I was not equipped to know how to change the sorrows of the world. This realisation led me down a variety of different paths. I became involved in the Women’s Movement, which encouraged liberation from society’s oppressors along with pushing the limits of social norms. I was intent on exploring and escaping the ordinary so I traded the city for a simpler existence of a sailor’s life and spent 13 years cruising Australia and Indonesia, boat building and even experiencing shipwreck.
I was introduced to meditation which stirred my interest in the spiritual dimension. This began an intriguing though unsettling ten years where I worked as a personal aide to a Satanic Ritual Abuse survivor. We were on the run, using my old Kombi as both a camp and our means of evading the underground cult networks of drugs, guns, porn and sex slave trafficking. Those years really tested my belief that the power of love was all that was keeping us protected. I changed my name to Wunjo Stardust – a cosmic name to match the unusual role and life I was living.

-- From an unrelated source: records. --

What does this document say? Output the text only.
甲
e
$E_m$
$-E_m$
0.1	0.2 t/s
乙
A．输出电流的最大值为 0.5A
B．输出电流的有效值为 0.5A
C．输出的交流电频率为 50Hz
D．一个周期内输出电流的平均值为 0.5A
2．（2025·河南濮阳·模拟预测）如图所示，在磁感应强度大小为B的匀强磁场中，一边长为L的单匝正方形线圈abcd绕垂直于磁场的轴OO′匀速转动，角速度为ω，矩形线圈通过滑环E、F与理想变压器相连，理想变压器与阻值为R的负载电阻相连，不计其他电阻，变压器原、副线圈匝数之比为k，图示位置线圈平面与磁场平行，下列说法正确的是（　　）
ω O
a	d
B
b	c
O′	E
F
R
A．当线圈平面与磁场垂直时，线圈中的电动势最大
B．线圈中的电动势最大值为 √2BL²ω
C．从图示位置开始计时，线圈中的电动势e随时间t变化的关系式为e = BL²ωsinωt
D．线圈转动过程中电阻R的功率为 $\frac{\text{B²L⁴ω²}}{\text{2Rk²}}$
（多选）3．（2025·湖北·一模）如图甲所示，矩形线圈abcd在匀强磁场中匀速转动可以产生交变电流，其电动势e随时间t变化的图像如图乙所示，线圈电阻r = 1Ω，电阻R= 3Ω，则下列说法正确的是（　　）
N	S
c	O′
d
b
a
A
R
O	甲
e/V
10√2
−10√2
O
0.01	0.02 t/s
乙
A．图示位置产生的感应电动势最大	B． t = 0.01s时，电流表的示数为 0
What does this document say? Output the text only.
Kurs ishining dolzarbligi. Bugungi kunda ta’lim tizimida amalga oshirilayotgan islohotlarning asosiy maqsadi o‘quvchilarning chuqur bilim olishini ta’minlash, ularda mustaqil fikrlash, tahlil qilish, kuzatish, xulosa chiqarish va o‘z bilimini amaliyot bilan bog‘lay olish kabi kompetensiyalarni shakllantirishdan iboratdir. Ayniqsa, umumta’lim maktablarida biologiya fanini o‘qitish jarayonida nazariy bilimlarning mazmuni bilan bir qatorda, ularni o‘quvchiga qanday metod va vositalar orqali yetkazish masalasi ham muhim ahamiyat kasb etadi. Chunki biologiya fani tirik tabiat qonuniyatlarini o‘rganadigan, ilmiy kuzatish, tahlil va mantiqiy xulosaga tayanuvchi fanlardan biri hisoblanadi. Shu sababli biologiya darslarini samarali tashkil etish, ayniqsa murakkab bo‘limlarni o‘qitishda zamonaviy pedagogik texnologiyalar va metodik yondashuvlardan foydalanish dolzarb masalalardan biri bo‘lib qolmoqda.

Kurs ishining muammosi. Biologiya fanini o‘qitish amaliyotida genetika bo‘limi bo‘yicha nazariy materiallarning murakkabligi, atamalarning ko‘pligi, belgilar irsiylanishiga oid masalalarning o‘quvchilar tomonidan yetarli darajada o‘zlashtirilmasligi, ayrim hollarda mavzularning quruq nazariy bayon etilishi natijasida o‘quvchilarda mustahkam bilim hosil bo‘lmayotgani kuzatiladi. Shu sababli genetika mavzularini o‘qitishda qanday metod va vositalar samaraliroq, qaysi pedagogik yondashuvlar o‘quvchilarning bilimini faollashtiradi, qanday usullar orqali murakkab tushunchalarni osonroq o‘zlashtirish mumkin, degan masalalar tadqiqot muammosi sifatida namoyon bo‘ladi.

For the next 20 years I searched for freedom among many gurus, shamans, yogis, sensei’s, swamis and monks but did not find the enlightenment or truth I was looking for. I later recognised that I was hunting for a master teacher as lovely as my early sentiments of Jesus.
I returned to Tasmania and connected with my cousin, Reverend Trev, about the challenges of living in this world, and what makes living worthwhile. To my surprise, he suggested I discontinue various spiritual practices I had taken up, which looked dark in his estimation. His wife later offered me her tiny cherished Bible – saying that Trev had told her I would be interested in learning more about Jesus! That was startling news to me, as I had not actually made the connected that the whole Bible is all about Jesus!
Trev’s gentle guidance over several months led to a delightful invitation to come along to his church. I was once again so deeply moved by worship and hymns, like when I was a little girl, and I felt a spiritual nourishment and warmth being amongst God’s people.
I pondered the possibility of ‘occasionally’ attending a church nearer home and on Trev’s suggestion I looked to Kingston, where I found St Clements’ webpage. I signed up for an Alpha discussion group starting the following week – how fortunate was this timing! I warned myself though, to not get pulled into being involved too soon, in case this turned out to be yet another movement or cause that might let me down.
What I found during the course was fascinating, but I was quite puzzled by what we were ‘being saved from and for’ until I read the Alpha booklet “Why Jesus”. I gasped as it dawned on me how I had been deceiving myself for 67 years about what a big sinner I actually was/am.
Soon after this comprehension, I opened the door of my guilty, hostile heart to receive Jesus and through cleansing tears of amazement, I received His mighty gifts of grace and forgiveness.
Astounded by my expanding sense of peace, I felt renewed and with a stable foundation, I noticed that my shame, guilt and distorted identity were mysteriously disappearing. I now enthusiastically want to get to know Jesus more and more.
Increasingly, this extraordinary Jesus-centred life beckons me ever-deeper as my grateful relationship with Him strengthens.
I embrace His continual correction in my endeavours to fulfil what He has planned for me to do. Jesus has become the most powerfully important person I have ever known. I eagerly want to serve Him whole-heartedly. Such a big journey and so little time!
I am very relieved now to renounce my pagan identity and rename myself Faith Selah as I mature in my secure and faithful walk in Christ, feeling accepted and loved like never before.
What a blessing to experience joy and peace in believing in Christ with you all.
PRAISE FOREVER TO THE KING OF KINGS!